La différence de génération n'expliquerait-elle pas la réaction du prêtre bordelais comme celle des éditorialistes de "La Vie" (ex-catholique) illustrée? Le courrier des lecteurs filtré par cet hebdomadaire se fait, en tout cas, l'écho d'un peuple chrétien scandalisé par la "main tendue aux intégristes" puisqu'on peut lire des mises en garde dans le genre: "touche pas à mon Concile... non au retour en arrière... l'ouverture de l'Eglise ne doit pas être bloquée... Conscient que ces dithyrambes à sens unique risquait de nuire à la réputation de l'hebdomadaire, le Rédacteur en chef a hypocritement insinué: "Nous ne publions pas habituellement de lettres anonymes. Mais nous faisons une exception pour celle-ci qui nous semble tout compte fait assez révélatrice..."
Amis lecteurs, jugez vous-mêmes les termes de cette lettre révélatrice: "Ces traditionalistes me plaisent qui osent parler de Dieu clairement, qui assument tout le passé de l'Eglise, qui détestent le politiquement et l'ecclésiastiquement correct. J'en ai assez, dans mon diocèse, de supporter les discours creux, les prises de positions nuancées, les atermoiements épiscopaux, la déchristianisation à laquelle on se résout, etc..." La lettre est signée: "Un prêtre diocésain de moins de 50 ans" (cf La Vie du 12.10.2006) Autrement dit, un prêtre de la génération des "ralliés" de l'Institut du Bon Pasteur.
Ce prêtre prétendument anonyme partage-t-il leur point de vue? On n'en sait évidemment rien. Toujours est-il que son coup de gueule révèle au moins un nouveau clivage dans l'Eglise qui se superpose à l'opposition traditionaliste-progressiste. D'un côté, nous avons la réaction d'un prêtre bordelais cité plus haut et du courrier des lecteurs de "La Vie" provenant de lecteurs plutôt âgés et donc formés - ou plutôt déformés - par l'ecclésiastiquement correct.

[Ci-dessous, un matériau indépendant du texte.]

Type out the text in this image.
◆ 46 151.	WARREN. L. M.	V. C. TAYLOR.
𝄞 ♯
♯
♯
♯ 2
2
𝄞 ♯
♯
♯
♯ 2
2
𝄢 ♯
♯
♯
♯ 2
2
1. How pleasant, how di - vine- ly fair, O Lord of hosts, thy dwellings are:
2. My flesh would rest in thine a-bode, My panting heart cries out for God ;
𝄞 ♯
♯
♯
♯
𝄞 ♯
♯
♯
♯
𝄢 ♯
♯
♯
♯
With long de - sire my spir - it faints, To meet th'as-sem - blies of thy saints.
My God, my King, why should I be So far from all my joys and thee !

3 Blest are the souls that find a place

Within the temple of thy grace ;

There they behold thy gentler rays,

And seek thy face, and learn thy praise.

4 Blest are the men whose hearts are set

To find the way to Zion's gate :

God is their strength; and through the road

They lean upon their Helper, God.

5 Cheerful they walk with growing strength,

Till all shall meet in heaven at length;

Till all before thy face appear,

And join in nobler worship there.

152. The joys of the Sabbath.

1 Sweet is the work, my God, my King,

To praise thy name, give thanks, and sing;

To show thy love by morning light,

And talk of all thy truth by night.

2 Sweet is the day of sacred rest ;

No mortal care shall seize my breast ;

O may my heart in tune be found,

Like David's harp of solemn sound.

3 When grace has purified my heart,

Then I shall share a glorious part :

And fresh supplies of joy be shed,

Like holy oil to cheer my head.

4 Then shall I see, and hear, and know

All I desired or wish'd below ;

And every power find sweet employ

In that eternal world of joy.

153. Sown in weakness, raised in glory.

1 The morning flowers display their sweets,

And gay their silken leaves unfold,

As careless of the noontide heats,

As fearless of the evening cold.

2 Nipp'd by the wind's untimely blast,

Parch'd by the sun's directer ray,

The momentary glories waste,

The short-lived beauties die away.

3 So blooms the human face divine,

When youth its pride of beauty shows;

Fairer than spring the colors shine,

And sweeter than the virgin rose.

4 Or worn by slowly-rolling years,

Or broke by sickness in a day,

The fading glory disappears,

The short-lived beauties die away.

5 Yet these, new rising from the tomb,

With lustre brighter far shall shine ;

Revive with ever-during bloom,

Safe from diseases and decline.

De l'autre côté, le clergé que l'on appelle parfois "restaurationiste". Plutôt jeunes, ces religieux allergiques à l'esprit soixante-huitard n'hésitent pas à porter la soutane, le col romain, à respecter l'Ordo liturgique, à faire la promotion du chant grégorien... Certains osent même utiliser des catéchismes classiques.
Nos "fidèles en responsabilité" (clercs ou laïcs) ont de la peine à admettre que le quart des prêtres ordonnés chaque année sont de sensibilité traditionnelle ou restaurationiste. Grâce à "La Vie" (ex-catholique), nous aurons au moins appris que l'avenir religieux qui se dessine en France n'est sans doute pas celui rêvé par la maffia ecclesiastique du pastoralement correct.